Foraker and Roosevelt had had an unsettled patronage relationship going back to 1905, when Foraker submitted newspaper editor Howard D. Mannington for surveyor of customs in Columbus. Roosevelt said no. A few months later Foraker objected to Roosevelt replacing an Ohio man as consul in Glasgow. Roosevelt did it anyway.48 There was talk in the street that Roosevelt was asking James Garfield for names and not, as he should have been, Ohio's two senators, who were “mad because Mr. Garfield has been consulted by President Roosevelt as to Ohio appointments. Their version is that Mr. Garfield had ‘butted in.’”49 It was to get worse after Brownsville.
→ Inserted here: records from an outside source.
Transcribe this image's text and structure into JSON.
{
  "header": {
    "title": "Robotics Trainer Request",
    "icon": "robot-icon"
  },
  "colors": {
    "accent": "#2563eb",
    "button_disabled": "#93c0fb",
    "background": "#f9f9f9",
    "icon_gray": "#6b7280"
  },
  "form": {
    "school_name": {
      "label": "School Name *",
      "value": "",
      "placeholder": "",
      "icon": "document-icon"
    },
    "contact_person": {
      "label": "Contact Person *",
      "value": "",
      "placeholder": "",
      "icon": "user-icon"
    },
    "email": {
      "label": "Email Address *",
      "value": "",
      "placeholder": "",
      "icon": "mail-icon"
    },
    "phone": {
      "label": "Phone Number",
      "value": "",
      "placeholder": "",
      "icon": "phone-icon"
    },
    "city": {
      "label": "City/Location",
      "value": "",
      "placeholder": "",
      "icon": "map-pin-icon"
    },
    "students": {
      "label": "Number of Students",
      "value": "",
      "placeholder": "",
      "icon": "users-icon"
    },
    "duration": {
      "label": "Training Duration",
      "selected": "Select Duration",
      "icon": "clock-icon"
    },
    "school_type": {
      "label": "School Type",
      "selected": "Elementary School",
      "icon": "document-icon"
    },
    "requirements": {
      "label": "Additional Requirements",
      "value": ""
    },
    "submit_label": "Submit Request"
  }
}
On March 16, 1907, Roosevelt gave instructions to George Cortelyou, now secretary of the treasury (but with patronage still in his portfolio), “In any appointments of importance in Ohio I think it advisable now that the judgment of Secretary Taft should be obtained; and if there is any difficulty with either of the Senators you might mention that by my direction Mr. Taft is to be consulted as I feel a peculiar regard for his judgment and I think it wise to follow it.”50 Beyond simple job appointments, two months later Cortelyou's Treasury Department denied a request from a Cincinnati bank for “additional [Government] deposits” to bulk up its books during the economy's Panic of 1907.51 The bank had made its request through Foraker.